The proposed solution is a layered support system. Community health workers and trained primary care doctors handle mild to moderate cases. Religious leaders, often a first point of contact for distressed families, can be trained to recognise symptoms and refer individuals appropriately. More complex cases are escalated to specialists.

“It is about them not being trained and not having the knowledge,” said Prof. Maulik of religious leaders. “If you train them about the symptoms of depression and anxiety, they refer such individuals to a mental health professional very willingly.”

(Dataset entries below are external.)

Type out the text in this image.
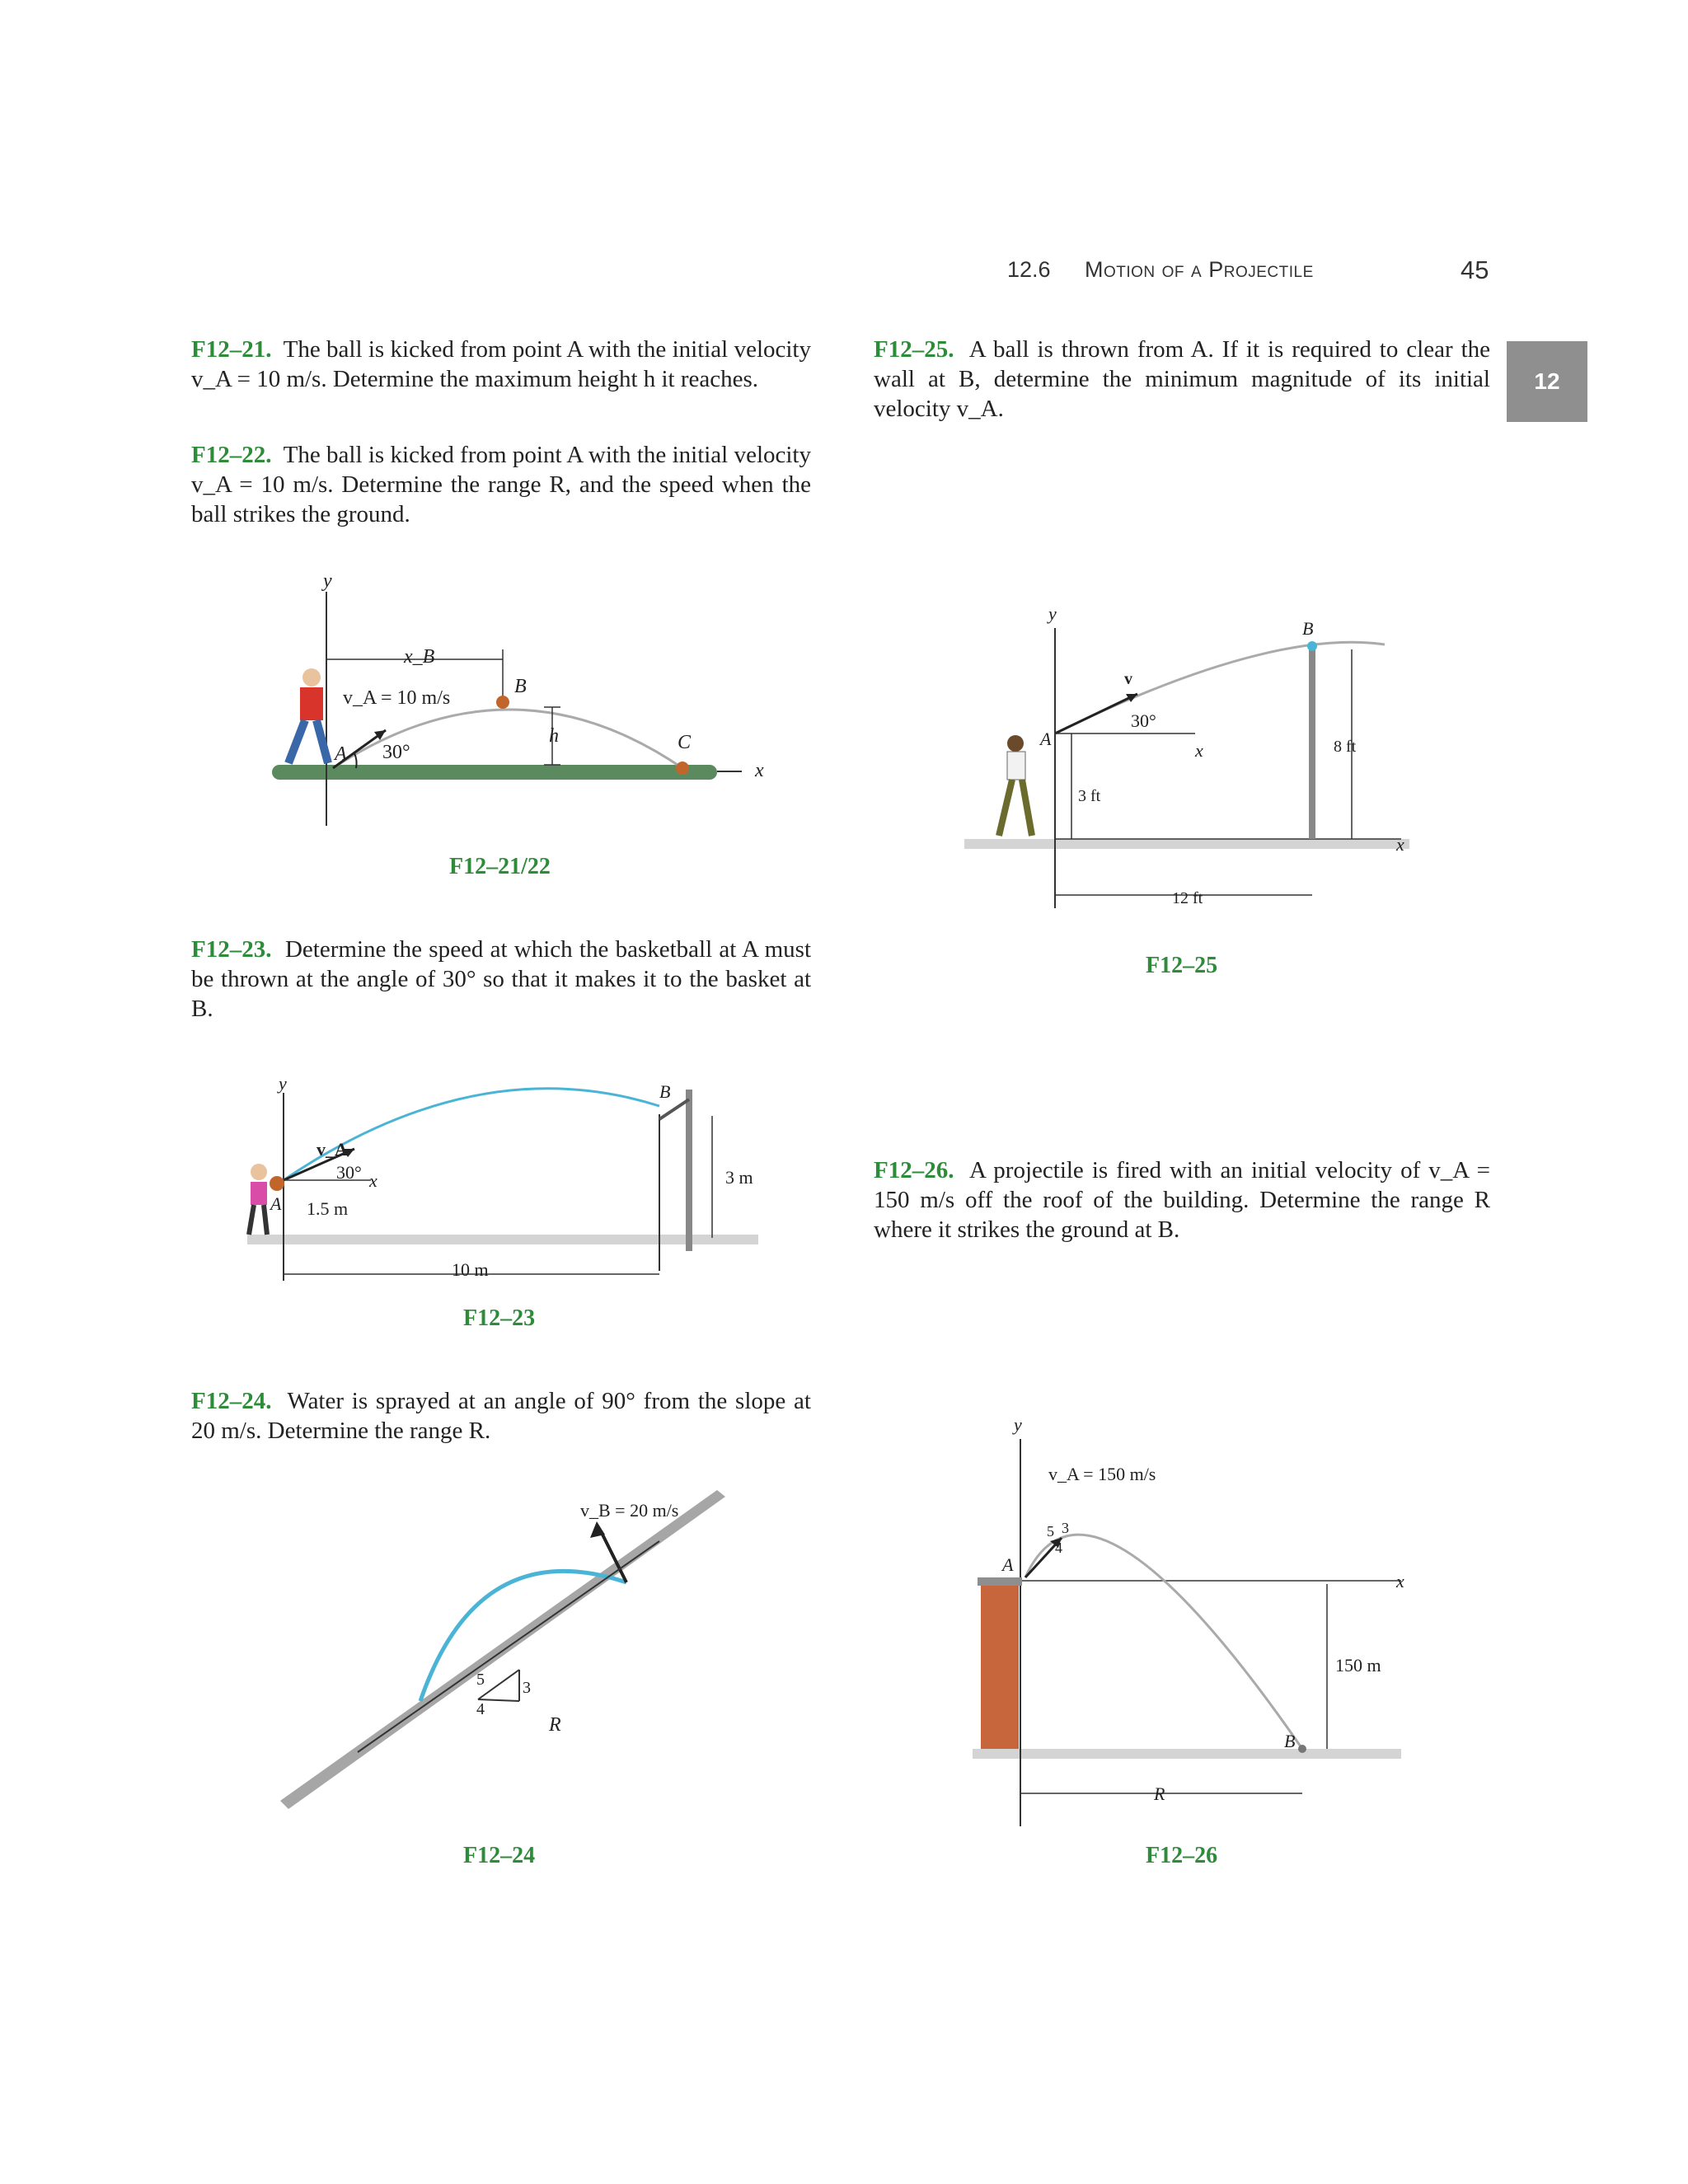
12.6 Motion of a Projectile	45
12

F12–21. The ball is kicked from point A with the initial velocity v_A = 10 m/s. Determine the maximum height h it reaches.

F12–22. The ball is kicked from point A with the initial velocity v_A = 10 m/s. Determine the range R, and the speed when the ball strikes the ground.

F12–23. Determine the speed at which the basketball at A must be thrown at the angle of 30° so that it makes it to the basket at B.

F12–24. Water is sprayed at an angle of 90° from the slope at 20 m/s. Determine the range R.

F12–25. A ball is thrown from A. If it is required to clear the wall at B, determine the minimum magnitude of its initial velocity v_A.

F12–26. A projectile is fired with an initial velocity of v_A = 150 m/s off the roof of the building. Determine the range R where it strikes the ground at B.

x_B
B
v_A = 10 m/s
A 30°
h	C
x
y
F12–21/22
y
v_A
30° x
A 1.5 m
B
3 m
10 m
F12–23
v_B = 20 m/s
5 3
4
R
F12–24
y
A
v
30°
x
B
3 ft
8 ft
12 ft
x
F12–25
y
v_A = 150 m/s
5 3
4
A
x
150 m
B
R
F12–26
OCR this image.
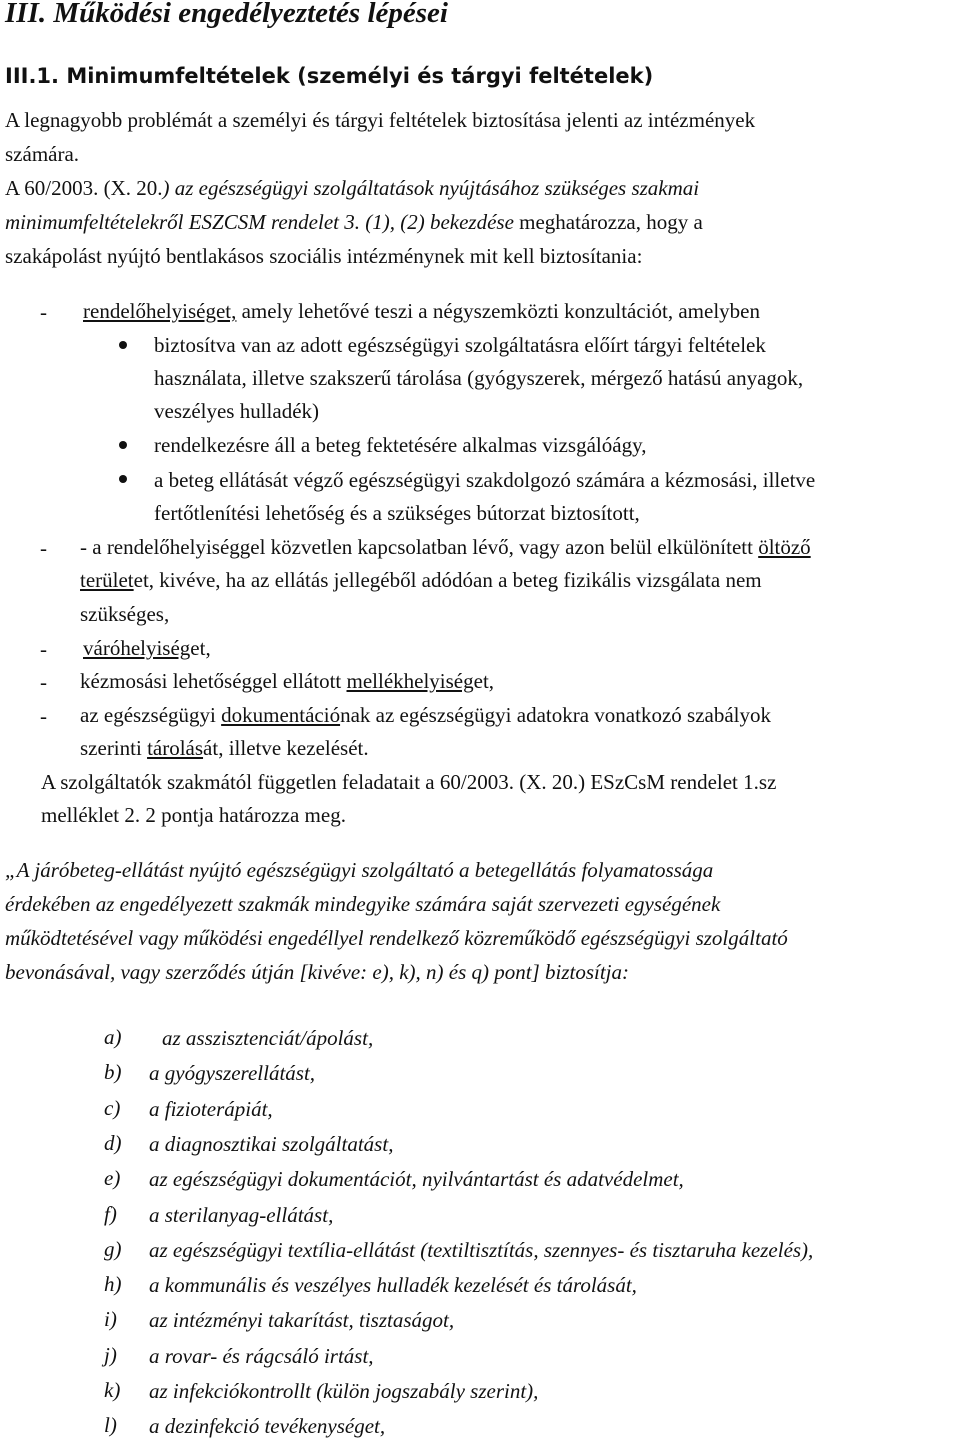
III. Működési engedélyeztetés lépései
III.1. Minimumfeltételek (személyi és tárgyi feltételek)
A legnagyobb problémát a személyi és tárgyi feltételek biztosítása jelenti az intézmények
számára.
A 60/2003. (X. 20.) az egészségügyi szolgáltatások nyújtásához szükséges szakmai
minimumfeltételekről ESZCSM rendelet 3. (1), (2) bekezdése meghatározza, hogy a
szakápolást nyújtó bentlakásos szociális intézménynek mit kell biztosítania:
- rendelőhelyiséget, amely lehetővé teszi a négyszemközti konzultációt, amelyben
biztosítva van az adott egészségügyi szolgáltatásra előírt tárgyi feltételek
használata, illetve szakszerű tárolása (gyógyszerek, mérgező hatású anyagok,
veszélyes hulladék)
rendelkezésre áll a beteg fektetésére alkalmas vizsgálóágy,
a beteg ellátását végző egészségügyi szakdolgozó számára a kézmosási, illetve
fertőtlenítési lehetőség és a szükséges bútorzat biztosított,
- - a rendelőhelyiséggel közvetlen kapcsolatban lévő, vagy azon belül elkülönített öltöző
területet, kivéve, ha az ellátás jellegéből adódóan a beteg fizikális vizsgálata nem
szükséges,
- váróhelyiséget,
- kézmosási lehetőséggel ellátott mellékhelyiséget,
- az egészségügyi dokumentációnak az egészségügyi adatokra vonatkozó szabályok
szerinti tárolását, illetve kezelését.
A szolgáltatók szakmától független feladatait a 60/2003. (X. 20.) ESzCsM rendelet 1.sz
melléklet 2. 2 pontja határozza meg.
„A járóbeteg-ellátást nyújtó egészségügyi szolgáltató a betegellátás folyamatossága
érdekében az engedélyezett szakmák mindegyike számára saját szervezeti egységének
működtetésével vagy működési engedéllyel rendelkező közreműködő egészségügyi szolgáltató
bevonásával, vagy szerződés útján [kivéve: e), k), n) és q) pont] biztosítja:
a) az asszisztenciát/ápolást,
b) a gyógyszerellátást,
c) a fizioterápiát,
d) a diagnosztikai szolgáltatást,
e) az egészségügyi dokumentációt, nyilvántartást és adatvédelmet,
f) a sterilanyag-ellátást,
g) az egészségügyi textília-ellátást (textiltisztítás, szennyes- és tisztaruha kezelés),
h) a kommunális és veszélyes hulladék kezelését és tárolását,
i) az intézményi takarítást, tisztaságot,
j) a rovar- és rágcsáló irtást,
k) az infekciókontrollt (külön jogszabály szerint),
l) a dezinfekció tevékenységet,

Stigma remains a formidable barrier. The panel stressed that mental health must be woven into broader health conversations and treated as a normal aspect of growing up, not a source of shame.

Voices that rarely get heard

Perhaps the most striking element of the symposium was its opening panel: adolescents speaking about their own experiences. Several described how their involvement in ANUMATI’s Adolescent Expert Advisory Group had changed them, sharpening their awareness and giving them the tools to influence peers and family members, including in conversations around suicide and addiction.

Parents, too, reflected honestly on their own gaps, acknowledging the need to listen more, communicate better, and understand the transitions their children are going through.

The research continues. Results are expected next year. But the symposium itself signalled something important: that meaningful change in adolescent mental health will not come from clinics alone. It will come from communities.